National Centers for Biomedical Computing Showcase, Nov. 8-9
Hear about the activities and impact of the NIH Common Fund’s National Centers
for Biomedical Computing at a meeting on Nov. 8-9 in the Natcher Conference
Center’s Kirschstein Auditorium. Registration is not required. See http://
meetings.nigms.nih.gov/meetings/ncbc/ for an agenda and details.
‘Computational Origami’ Expert Demaine To Speak at NIH, Nov. 2
Dr. Erik Demaine, a professor of computer science at MIT who has conducted seminal work in the field of “computational origami,” will deliver two talks—one general, the other technical—on Friday, Nov. 2.
A dynamic speaker, Demaine joined the MIT faculty in 2001 at age 20, reportedly the youngest professor in MIT’s history. In 2003 he was granted a MacArthur “genius” fellowship. His research interests range across the field of algorithms, from data structures for improving web searches, to the geometry of understanding how proteins fold, to the computational difficulty of playing games.

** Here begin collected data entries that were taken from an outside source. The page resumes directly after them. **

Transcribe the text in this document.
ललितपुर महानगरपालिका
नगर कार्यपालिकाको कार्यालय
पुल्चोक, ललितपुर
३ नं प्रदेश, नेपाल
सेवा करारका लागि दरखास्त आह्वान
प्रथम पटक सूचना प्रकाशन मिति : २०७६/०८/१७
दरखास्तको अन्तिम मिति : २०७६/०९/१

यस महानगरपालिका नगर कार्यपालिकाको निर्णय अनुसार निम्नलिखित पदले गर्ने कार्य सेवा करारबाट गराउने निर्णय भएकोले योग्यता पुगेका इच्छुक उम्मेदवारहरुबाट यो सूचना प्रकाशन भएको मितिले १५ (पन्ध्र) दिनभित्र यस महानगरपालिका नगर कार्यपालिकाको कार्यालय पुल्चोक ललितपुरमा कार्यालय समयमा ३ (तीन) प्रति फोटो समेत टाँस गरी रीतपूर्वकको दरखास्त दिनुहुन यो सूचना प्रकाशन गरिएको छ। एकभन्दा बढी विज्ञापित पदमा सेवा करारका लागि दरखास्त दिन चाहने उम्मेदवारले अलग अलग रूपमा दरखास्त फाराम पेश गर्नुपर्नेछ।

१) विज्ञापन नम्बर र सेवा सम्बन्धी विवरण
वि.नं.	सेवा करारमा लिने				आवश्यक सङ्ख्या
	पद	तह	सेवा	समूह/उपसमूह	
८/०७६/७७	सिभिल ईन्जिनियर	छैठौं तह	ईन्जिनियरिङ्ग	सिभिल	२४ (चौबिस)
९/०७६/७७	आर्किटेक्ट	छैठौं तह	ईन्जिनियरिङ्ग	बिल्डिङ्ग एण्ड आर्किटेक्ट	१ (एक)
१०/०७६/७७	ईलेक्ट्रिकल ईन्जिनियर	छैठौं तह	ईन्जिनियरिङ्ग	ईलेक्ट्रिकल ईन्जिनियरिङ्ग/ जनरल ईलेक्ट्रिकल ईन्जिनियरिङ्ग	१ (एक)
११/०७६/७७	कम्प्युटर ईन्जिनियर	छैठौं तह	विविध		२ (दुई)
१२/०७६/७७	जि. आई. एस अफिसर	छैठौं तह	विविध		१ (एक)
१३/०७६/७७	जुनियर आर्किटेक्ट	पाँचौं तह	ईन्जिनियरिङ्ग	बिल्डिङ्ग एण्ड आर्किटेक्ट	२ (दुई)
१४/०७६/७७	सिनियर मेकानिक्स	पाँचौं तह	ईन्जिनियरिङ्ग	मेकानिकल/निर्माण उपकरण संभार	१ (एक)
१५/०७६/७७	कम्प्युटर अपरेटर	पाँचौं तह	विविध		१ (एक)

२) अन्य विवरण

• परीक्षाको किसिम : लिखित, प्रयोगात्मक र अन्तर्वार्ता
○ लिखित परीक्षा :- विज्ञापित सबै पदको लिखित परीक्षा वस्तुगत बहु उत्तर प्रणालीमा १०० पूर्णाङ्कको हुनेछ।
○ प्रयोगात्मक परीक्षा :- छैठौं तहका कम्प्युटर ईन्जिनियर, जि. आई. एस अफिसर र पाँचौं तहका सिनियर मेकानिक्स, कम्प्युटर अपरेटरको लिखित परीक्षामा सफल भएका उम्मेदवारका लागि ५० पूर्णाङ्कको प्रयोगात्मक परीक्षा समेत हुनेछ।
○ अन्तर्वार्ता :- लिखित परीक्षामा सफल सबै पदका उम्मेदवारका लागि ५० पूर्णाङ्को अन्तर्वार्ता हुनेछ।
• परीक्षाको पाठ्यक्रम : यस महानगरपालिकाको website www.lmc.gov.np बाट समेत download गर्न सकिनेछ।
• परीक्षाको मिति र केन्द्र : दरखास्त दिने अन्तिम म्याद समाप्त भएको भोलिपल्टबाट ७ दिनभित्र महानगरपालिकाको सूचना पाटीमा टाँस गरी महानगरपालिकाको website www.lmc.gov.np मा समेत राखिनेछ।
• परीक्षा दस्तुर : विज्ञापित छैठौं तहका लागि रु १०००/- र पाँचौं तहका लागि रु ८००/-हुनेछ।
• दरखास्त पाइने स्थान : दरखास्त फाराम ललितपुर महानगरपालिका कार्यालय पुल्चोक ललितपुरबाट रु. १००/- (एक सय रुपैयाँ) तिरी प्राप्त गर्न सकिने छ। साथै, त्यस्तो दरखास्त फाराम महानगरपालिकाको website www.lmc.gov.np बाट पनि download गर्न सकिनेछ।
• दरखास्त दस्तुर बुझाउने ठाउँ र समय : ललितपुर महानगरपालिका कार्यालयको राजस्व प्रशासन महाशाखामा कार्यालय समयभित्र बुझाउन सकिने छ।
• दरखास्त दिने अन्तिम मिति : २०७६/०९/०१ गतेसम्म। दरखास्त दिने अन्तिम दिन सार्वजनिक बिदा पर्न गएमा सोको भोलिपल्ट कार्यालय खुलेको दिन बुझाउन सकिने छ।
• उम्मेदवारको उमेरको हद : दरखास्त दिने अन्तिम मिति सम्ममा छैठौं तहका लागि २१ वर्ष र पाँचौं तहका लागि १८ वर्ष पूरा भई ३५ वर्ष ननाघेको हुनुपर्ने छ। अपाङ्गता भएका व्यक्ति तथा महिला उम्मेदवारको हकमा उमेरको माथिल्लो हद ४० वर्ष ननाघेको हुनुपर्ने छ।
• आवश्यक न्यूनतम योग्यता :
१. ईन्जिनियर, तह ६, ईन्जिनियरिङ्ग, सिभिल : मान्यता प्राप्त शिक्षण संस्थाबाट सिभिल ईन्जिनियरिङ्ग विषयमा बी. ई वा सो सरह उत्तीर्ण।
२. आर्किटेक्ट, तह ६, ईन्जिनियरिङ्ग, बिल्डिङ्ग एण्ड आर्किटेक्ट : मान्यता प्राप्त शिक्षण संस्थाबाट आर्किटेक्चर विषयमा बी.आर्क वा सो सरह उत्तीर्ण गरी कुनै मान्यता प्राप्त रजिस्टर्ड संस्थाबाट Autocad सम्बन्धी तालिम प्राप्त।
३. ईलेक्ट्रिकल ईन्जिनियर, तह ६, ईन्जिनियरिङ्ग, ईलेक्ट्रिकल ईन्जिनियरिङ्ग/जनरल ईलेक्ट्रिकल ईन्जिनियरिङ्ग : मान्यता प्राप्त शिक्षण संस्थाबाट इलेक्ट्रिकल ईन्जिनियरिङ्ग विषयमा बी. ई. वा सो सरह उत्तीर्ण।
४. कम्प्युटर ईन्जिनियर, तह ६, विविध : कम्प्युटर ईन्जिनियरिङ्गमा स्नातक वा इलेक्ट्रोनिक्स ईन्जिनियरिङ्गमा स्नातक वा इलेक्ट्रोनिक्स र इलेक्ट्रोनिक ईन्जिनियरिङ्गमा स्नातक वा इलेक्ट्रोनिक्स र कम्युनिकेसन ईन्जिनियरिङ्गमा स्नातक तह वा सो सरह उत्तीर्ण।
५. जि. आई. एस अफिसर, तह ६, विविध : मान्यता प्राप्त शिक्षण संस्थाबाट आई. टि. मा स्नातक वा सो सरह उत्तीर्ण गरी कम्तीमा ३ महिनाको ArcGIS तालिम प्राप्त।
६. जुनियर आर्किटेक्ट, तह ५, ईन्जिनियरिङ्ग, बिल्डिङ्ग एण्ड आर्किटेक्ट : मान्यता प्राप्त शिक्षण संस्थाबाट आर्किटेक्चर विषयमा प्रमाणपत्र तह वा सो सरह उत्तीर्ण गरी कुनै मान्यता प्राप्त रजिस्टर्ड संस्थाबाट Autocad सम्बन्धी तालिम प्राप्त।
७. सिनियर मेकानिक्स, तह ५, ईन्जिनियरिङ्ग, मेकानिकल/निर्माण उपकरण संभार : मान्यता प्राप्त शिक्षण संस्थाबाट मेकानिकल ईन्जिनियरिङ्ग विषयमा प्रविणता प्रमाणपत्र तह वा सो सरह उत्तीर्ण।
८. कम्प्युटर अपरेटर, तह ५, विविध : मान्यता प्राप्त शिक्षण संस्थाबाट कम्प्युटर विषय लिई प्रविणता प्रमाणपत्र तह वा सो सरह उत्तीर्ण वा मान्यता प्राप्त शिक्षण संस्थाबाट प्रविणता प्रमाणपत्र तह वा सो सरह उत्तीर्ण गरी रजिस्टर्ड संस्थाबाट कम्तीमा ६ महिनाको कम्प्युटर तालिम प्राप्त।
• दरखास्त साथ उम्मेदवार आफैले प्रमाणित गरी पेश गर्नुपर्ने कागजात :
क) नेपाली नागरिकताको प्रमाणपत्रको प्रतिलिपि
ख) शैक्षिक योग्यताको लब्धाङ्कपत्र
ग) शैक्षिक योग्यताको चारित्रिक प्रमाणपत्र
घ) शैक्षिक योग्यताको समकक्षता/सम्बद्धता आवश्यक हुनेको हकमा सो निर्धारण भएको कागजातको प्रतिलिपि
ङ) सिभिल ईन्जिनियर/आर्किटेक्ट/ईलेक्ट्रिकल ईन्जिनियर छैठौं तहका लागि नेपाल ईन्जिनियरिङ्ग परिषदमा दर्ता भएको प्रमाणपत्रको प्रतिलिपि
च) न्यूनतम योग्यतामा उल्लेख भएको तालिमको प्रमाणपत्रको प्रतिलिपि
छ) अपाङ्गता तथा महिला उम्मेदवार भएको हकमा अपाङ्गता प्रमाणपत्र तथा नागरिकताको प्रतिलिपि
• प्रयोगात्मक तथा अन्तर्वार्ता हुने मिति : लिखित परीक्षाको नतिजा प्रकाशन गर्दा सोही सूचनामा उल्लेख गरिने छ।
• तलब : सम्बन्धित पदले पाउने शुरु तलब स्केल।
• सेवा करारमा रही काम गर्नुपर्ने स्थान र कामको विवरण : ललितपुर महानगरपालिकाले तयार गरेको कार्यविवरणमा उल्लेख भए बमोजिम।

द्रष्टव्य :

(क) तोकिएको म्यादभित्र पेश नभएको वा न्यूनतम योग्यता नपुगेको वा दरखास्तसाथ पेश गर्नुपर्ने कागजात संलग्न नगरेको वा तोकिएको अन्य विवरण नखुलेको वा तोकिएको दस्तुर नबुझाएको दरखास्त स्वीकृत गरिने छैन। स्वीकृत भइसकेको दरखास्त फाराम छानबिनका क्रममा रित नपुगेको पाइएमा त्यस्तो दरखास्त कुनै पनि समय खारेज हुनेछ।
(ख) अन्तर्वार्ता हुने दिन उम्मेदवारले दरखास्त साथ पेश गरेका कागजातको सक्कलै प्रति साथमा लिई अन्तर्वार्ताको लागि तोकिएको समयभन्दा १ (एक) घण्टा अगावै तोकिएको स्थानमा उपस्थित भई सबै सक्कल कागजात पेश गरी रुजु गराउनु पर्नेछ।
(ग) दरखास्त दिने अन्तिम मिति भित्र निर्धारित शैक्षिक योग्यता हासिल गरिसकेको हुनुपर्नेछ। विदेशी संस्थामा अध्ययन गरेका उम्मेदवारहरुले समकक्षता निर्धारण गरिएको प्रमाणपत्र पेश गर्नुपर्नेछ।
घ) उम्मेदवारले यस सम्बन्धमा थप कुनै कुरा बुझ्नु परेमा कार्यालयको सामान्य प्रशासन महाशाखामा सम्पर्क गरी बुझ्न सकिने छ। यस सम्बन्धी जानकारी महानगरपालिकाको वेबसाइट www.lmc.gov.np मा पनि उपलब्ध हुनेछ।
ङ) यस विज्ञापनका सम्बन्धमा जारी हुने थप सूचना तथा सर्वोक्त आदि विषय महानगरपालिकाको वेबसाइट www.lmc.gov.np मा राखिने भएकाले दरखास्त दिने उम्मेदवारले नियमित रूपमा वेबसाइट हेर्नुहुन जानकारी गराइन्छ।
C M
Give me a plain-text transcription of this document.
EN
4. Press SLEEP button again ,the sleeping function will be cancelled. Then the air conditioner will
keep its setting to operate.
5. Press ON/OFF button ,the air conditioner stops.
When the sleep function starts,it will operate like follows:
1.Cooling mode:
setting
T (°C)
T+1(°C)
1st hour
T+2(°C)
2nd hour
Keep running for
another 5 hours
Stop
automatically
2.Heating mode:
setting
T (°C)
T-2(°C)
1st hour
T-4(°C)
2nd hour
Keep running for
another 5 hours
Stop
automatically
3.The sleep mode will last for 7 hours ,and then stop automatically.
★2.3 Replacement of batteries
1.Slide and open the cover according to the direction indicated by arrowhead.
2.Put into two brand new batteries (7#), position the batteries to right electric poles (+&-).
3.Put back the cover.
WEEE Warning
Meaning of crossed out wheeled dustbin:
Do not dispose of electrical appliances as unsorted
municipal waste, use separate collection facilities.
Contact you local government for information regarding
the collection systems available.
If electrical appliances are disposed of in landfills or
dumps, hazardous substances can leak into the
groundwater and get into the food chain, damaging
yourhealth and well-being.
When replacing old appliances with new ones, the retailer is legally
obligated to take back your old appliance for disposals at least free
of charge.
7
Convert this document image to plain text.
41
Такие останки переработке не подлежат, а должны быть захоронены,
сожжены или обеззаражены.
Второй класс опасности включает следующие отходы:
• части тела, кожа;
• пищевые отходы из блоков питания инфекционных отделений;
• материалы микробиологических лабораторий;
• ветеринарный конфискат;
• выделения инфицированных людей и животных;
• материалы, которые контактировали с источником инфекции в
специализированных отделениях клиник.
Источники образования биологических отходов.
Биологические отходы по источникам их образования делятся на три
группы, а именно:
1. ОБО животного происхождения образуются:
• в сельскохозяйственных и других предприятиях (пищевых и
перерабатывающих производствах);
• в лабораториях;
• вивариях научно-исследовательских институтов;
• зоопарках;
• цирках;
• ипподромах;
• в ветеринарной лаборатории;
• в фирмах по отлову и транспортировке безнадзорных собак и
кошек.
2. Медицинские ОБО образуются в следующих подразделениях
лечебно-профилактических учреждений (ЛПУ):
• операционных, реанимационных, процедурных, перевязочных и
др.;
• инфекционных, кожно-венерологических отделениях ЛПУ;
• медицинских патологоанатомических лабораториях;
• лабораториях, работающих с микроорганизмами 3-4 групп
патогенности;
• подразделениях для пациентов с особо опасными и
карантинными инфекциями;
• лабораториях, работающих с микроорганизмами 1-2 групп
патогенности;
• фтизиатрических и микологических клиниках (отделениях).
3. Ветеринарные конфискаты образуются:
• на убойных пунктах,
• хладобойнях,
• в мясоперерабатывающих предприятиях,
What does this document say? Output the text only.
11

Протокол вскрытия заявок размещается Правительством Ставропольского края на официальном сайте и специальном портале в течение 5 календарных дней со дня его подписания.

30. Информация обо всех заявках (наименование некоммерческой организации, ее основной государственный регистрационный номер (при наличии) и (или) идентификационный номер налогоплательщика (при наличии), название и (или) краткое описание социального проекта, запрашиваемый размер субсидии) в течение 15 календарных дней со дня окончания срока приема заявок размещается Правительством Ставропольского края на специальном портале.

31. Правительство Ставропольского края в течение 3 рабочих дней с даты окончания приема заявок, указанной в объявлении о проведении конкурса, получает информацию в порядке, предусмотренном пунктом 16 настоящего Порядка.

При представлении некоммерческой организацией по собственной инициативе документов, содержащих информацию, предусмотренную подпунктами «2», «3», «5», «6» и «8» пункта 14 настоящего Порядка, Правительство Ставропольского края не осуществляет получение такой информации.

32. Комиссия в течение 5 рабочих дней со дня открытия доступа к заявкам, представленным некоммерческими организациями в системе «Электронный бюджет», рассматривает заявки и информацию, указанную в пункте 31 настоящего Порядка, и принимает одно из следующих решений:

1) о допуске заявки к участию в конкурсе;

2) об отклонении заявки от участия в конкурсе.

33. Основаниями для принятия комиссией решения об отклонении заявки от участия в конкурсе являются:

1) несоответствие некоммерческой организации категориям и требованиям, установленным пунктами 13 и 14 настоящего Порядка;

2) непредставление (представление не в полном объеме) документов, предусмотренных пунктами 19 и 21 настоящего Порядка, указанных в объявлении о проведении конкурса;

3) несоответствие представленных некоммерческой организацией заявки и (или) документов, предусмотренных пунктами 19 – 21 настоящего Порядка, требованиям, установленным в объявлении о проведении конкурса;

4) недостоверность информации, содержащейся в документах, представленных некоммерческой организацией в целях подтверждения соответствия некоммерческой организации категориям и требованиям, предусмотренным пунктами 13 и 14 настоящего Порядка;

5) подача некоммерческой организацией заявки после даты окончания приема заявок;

Demaine’s technical talk, “Modern Graph and Network Algorithms: Minors, Bidimensionality & Decomposition” will be given at 9 a.m. in the Visitor Center’s Little Theater, Natcher Bldg. His general-audience talk, “Geometric Folding Algorithms: Linkages, Origami, Polyhedra,” will be given at 2 p.m. in Masur Auditorium, Clinical Center.
For more information, contact Dr. Stephen Marcus at firstname.lastname@example.org or Dr. Teresa Przytycka at email@example.com.
Going ‘Over the Edge’ for Charity
To raise money for Special Olympics, NCI researcher Dr. Dolph Hatfield (r) and his colleague Brad Carlson (l) recently did a 345-foot rappel down the side of the Financial Center in Des Moines, Iowa, with Hatfield’s daughter, who is athletic director at Drake University. “Brad had never rappelled before, so this was an extra ‘special’ event for him,” said Hatfield. “Over the last few years, I have taken him running with the bulls in Pamplona, Spain, doing the world’s longest bungee jump in Blokrans, South Africa, going skydiving and climbing Kilimanjaro. He is now a seasoned adventurer.” The “Over the Edge” fundraiser drew more than 50 people, each of whom raised at least $1,000 for the opportunity to descend the skyscraper to benefit the nearly 11,000 Special Olympians in Iowa. No stranger to climbing feats, Hatfield once held the world record for the longest single-rope rappel for his descent of El Capitan in Yosemite National Park.